WASHINGTON – A 1998 meeting between Osama bin Laden and a senior Iraqi intelligence officer in Afghanistan is coming under new scrutiny as U.S. officials search for clues of a state sponsor of the Sept. 11 terrorist attacks.

Farouk Hijazi, an Iraqi intelligence officer who is Iraq’s ambassador to Turkey, met with bin Laden in Kandahar, a region in southeastern Afghanistan where bin Laden is known to have training camps, a U.S. official said Wednesday, speaking on condition of anonymity. It is not known what was discussed at the December 1998 meeting.

An Iraqi diplomat, also speaking on condition of anonymity, denied reports that Hijazi had met with bin Laden. Turkish intelligence officials would not immediately comment on the reports.

Vice President Dick Cheney said Sunday there was no evidence to link Iraqi President Saddam Hussein to the attacks by suicide hijackers on the World Trade Center and the Pentagon.

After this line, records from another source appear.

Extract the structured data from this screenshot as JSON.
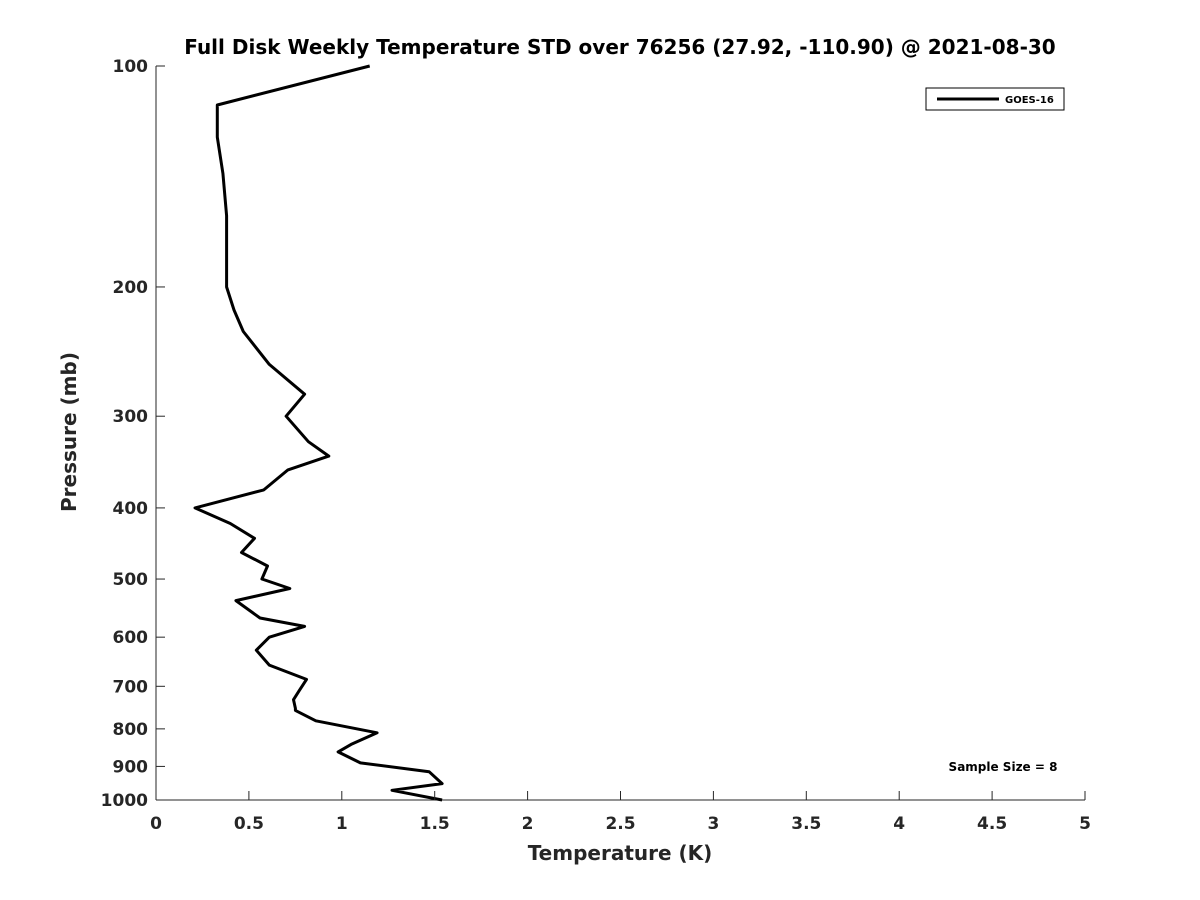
{
  "chart_data": {
    "type": "line",
    "title": "Full Disk Weekly Temperature STD over 76256 (27.92, -110.90) @ 2021-08-30",
    "xlabel": "Temperature (K)",
    "ylabel": "Pressure (mb)",
    "xlim": [
      0,
      5
    ],
    "ylim": [
      100,
      1000
    ],
    "y_scale": "log",
    "y_reversed": true,
    "x_ticks": [
      "0",
      "0.5",
      "1",
      "1.5",
      "2",
      "2.5",
      "3",
      "3.5",
      "4",
      "4.5",
      "5"
    ],
    "y_ticks": [
      "100",
      "200",
      "300",
      "400",
      "500",
      "600",
      "700",
      "800",
      "900",
      "1000"
    ],
    "grid": false,
    "legend_position": "top-right",
    "annotation": "Sample Size = 8",
    "series": [
      {
        "name": "GOES-16",
        "color": "#000000",
        "x": [
          1.15,
          0.33,
          0.33,
          0.36,
          0.38,
          0.38,
          0.38,
          0.42,
          0.47,
          0.61,
          0.8,
          0.7,
          0.82,
          0.93,
          0.71,
          0.58,
          0.21,
          0.4,
          0.53,
          0.46,
          0.6,
          0.57,
          0.72,
          0.43,
          0.56,
          0.8,
          0.61,
          0.54,
          0.61,
          0.81,
          0.77,
          0.74,
          0.75,
          0.75,
          0.86,
          1.19,
          1.05,
          0.98,
          1.1,
          1.47,
          1.54,
          1.27,
          1.54
        ],
        "y": [
          100,
          113,
          125,
          140,
          160,
          180,
          200,
          215,
          230,
          255,
          280,
          300,
          325,
          340,
          355,
          378,
          400,
          420,
          440,
          460,
          480,
          500,
          515,
          535,
          565,
          580,
          600,
          625,
          655,
          685,
          710,
          730,
          750,
          755,
          780,
          810,
          840,
          860,
          890,
          915,
          950,
          970,
          1000
        ]
      }
    ]
  }
}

A second U.S. official said that investigators and intelligence agencies have no hard evidence linking any country to the attacks, and all indications are that bin Laden’s al-Qaida terrorist network was responsible. The official spoke on condition of anonymity.

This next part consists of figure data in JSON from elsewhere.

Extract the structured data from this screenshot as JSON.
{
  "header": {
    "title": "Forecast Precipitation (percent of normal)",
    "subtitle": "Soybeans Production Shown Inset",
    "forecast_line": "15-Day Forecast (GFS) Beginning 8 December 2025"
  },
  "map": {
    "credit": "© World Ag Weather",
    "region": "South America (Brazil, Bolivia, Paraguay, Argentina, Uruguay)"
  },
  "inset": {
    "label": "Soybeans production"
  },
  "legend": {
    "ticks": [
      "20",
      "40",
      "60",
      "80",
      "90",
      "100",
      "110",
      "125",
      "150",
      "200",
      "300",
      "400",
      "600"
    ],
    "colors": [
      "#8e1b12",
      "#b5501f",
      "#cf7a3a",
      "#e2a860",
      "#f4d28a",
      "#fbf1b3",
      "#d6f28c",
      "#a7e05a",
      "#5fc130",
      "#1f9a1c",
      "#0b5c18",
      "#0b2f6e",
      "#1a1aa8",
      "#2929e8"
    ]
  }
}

The meeting between Hijazi and bin Laden is the second known link between Iraqi intelligence and those suspected in the hijackings.

One of the suspected hijackers, Mohamed Atta, believed aboard one of two planes that slammed into the World Trade Center, met in April with an Iraqi intelligence agent in Europe, officials said.

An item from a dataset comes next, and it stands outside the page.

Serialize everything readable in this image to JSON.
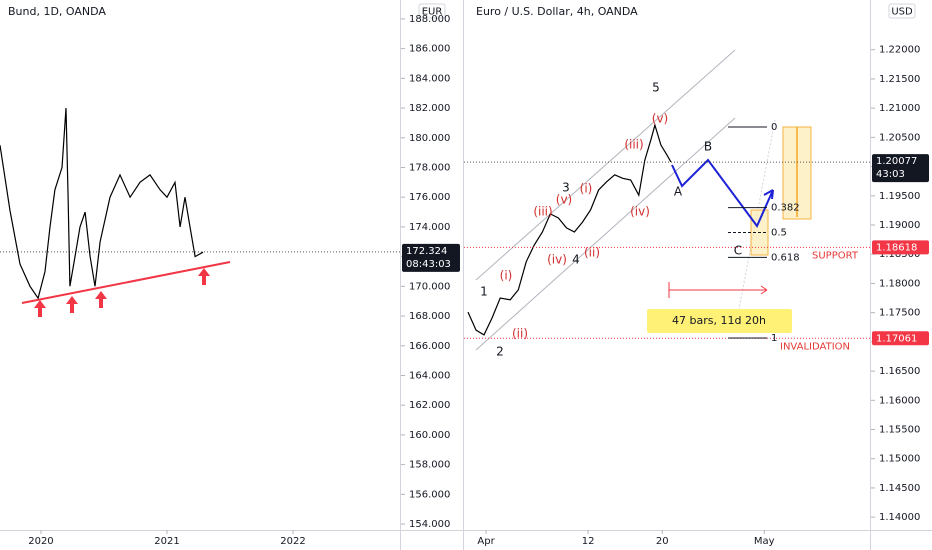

Atta also apparently had dealings with a German import-export firm that has been tied to bin Laden’s finance chief, officials said Wednesday.

Both Iraq and bin Laden have denied taking part in the attacks, which left more than 6,000 people missing or dead.

Saddam accused the U.S. government of using the attacks as an excuse to settle old scores with Muslim countries. The United States lists Iraq as a state sponsor of terrorism, and some in the Bush administration are advocating strikes against Iraq regardless of specific ties to Sept. 11.

Ahmed Chalabi, leader of the anti-Saddam Iraqi National Congress, is among those who contend that the Iraqi president supported the attacks. Chalabi said ties between Saddam and bin Laden date back to the early 1990s, when bin Laden lived in Sudan. Bin Laden was later expelled.

“We believe that Saddam sees the (al-Qaida) network as a great avenue to take revenge on the United States,” Chalabi said.